Sebab, dengan dikabulkan uji materi tersebut, rekaman penyadapan pembicaraan terkait perpanjangan kontrak PT Freeport Indonesia dianggap tidak sah. Sehingga rekaman tersebut tidak bisa dijadikan alat bukti Kejaksaan Agung (Kejagung) terkait penyelidikan perkara dugaan pemufakatan jahat alias kasus 'Papa Minta Saham'.
"Ya bagaimana, putusan MK sudah final dan kita tidak bisa apa-apa. Ya ini fakta masalahnya seperti itu, mau apalagi," kaya Prasetyo di Gedung Badan Diklat Kejaksaan, Ragunan, Jakarta Selatan, Jumat (9/9/2016).
Advertisement
Menurut Prasetyo, pihaknya tetap akan mengkaji putusan MK tersebut terutama dalam kaitannya penyelidikan perkara pemufakatan jahat.
"Ini juga suatu hal yang tentunya memerlukan pengkajian ulang dari kita," ucap dia.
Ketika disinggung mengenai kelanjutan perkara tersebut, Prasetyo hanya menjawab diplomatis. Ia mengatakan kasus yang diduga melibatkan mantan Ketua DPR Setya Novanto itu masih dalam tahap penyelidikan.
"Kita masih tetap penyelidikan ya," singkat dia.
Sebelumnya, Mahkamah Konstitusi (MK) pada Rabu 7 September 2016 lalu mengabulkan sebagian permohonan uji materi UU ITE yang diajukan mantan Ketua DPR RI, Setya Novanto.
Setnov menggugat UU ITE yang mengatur bahwa informasi atau dokumen elektronik merupakan salah satu alat bukti penyidikan, penuntutan, dan pemeriksaan di Pengadilan yang sah, terutama dengan dokumen elektronik hasil dari penyadapan.
Mahkamah dalam pertimbangannya berpendapat, penyadapan adalah kegiatan yang dilarang karena melanggar hak konstitusional warga negara, khususnya hak privasi untuk berkomunikasi sebagaimana dijamin Pasal 28F UUD 1945.

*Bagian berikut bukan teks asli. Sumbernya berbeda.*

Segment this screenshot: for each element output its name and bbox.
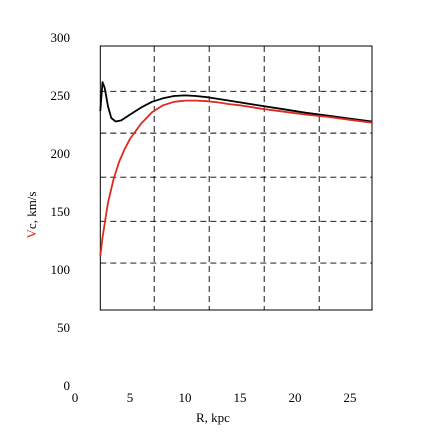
series-line-red bbox=[99, 99, 373, 257]
plot-frame bbox=[99, 45, 373, 311]
series-line-black bbox=[99, 81, 373, 123]
y-tick-label: 250 bbox=[51, 88, 71, 103]
y-tick-labels: 0 50 100 150 200 250 300 bbox=[51, 30, 71, 393]
x-tick-label: 20 bbox=[289, 390, 302, 405]
x-tick-label: 25 bbox=[344, 390, 357, 405]
x-tick-label: 5 bbox=[127, 390, 134, 405]
series-group bbox=[99, 81, 373, 257]
x-tick-labels: 0 5 10 15 20 25 bbox=[72, 390, 357, 405]
y-tick-label: 300 bbox=[51, 30, 71, 45]
y-axis-label-rest: c, km/s bbox=[24, 192, 39, 230]
x-tick-label: 10 bbox=[179, 390, 192, 405]
y-tick-label: 100 bbox=[51, 262, 71, 277]
x-tick-label: 0 bbox=[72, 390, 79, 405]
y-axis-label: Vc, km/s bbox=[24, 192, 39, 239]
x-axis-label: R, kpc bbox=[196, 410, 230, 425]
grid bbox=[100, 46, 372, 310]
y-axis-label-symbol: V bbox=[24, 228, 39, 238]
x-tick-label: 15 bbox=[234, 390, 247, 405]
y-tick-label: 50 bbox=[57, 320, 70, 335]
y-tick-label: 0 bbox=[64, 378, 71, 393]
y-tick-label: 150 bbox=[51, 204, 71, 219]
y-tick-label: 200 bbox=[51, 146, 71, 161]
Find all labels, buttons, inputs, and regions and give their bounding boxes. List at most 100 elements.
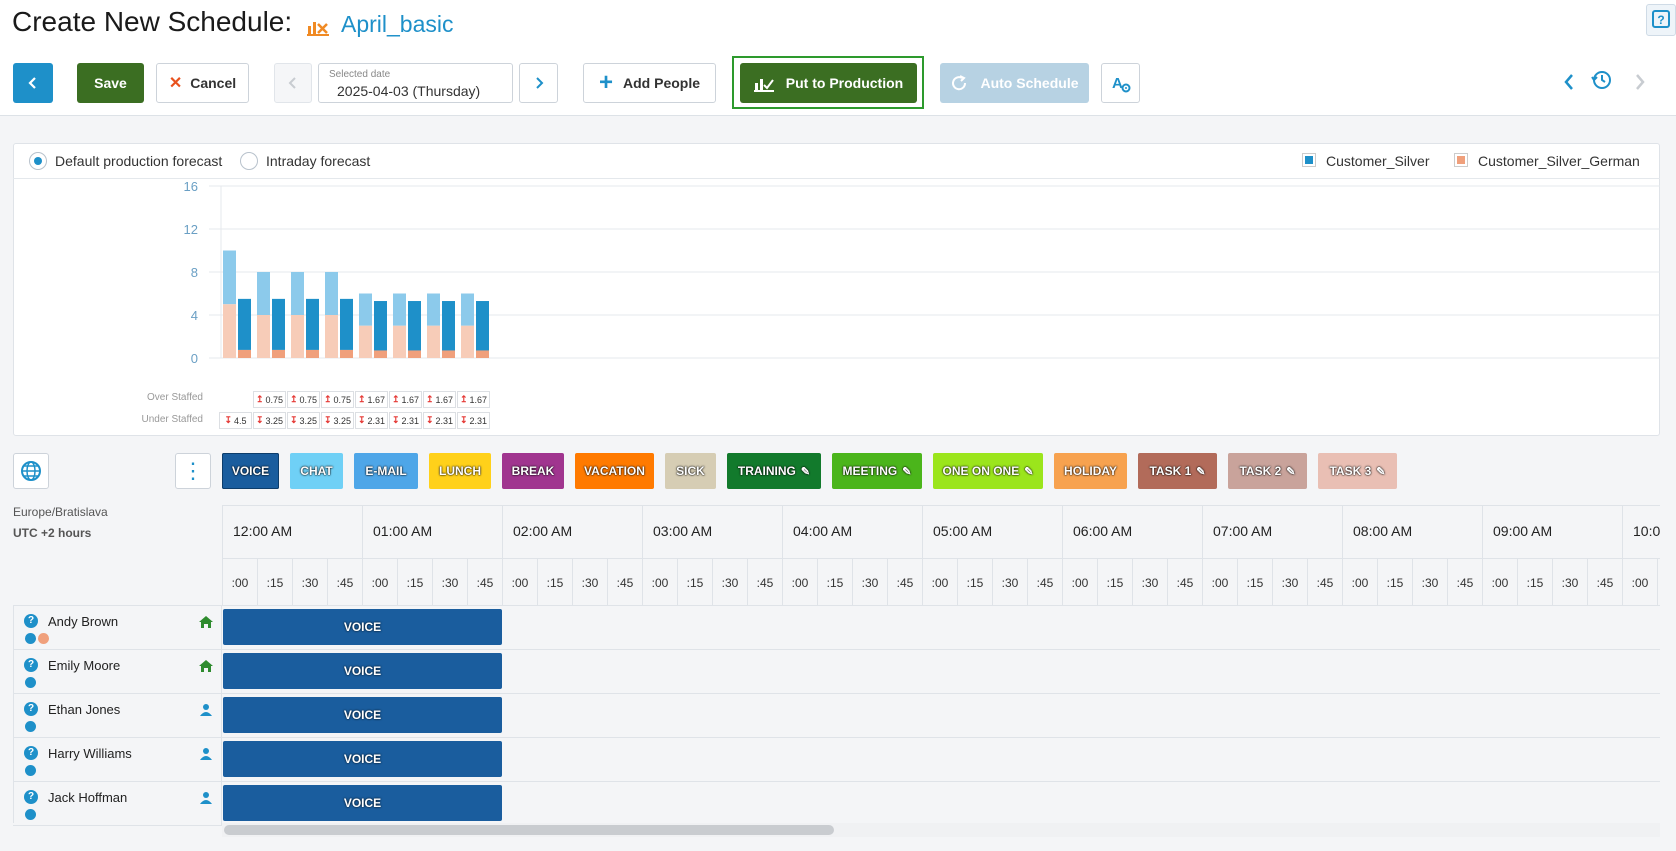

Begitu pula dalam konteks penegakan hukum, Mahkamah berpendapat bahwa kewenangan penyadapan juga seharusnya sangat dibatasi. Penyadapan harus dilakukan dengan sangat hati-hati agar hak privasi warga negara yang dijamin UUD 1945 tidak dilanggar.
Berdasarkan hal itu maka Mahkamah menilai perlu memberi tafsir terhadap frasa 'informasi elektronik dan atau dokumen elektronik' yang termuat dalam Pasal 5 ayat (1) dan ayat (2) serta Pasal 44 huruf b UU ITE dan Pasal 26A UU Tipikor.
Mahkamah perlu juga mempertimbangkan mengenai bukti penyadapan berupa rekaman pembicaraan sesuai dengan hukum pembuktian.
Mahkamah berpendapat, ketika aparat penegak hukum menggunakan alat bukti yang diperoleh dengan cara yang tidak sah atau unlawful legal evidence, maka bukti dimaksud dikesampingkan oleh hakim atau dianggap tidak mempunyai nilai pembuktian oleh pengadilan.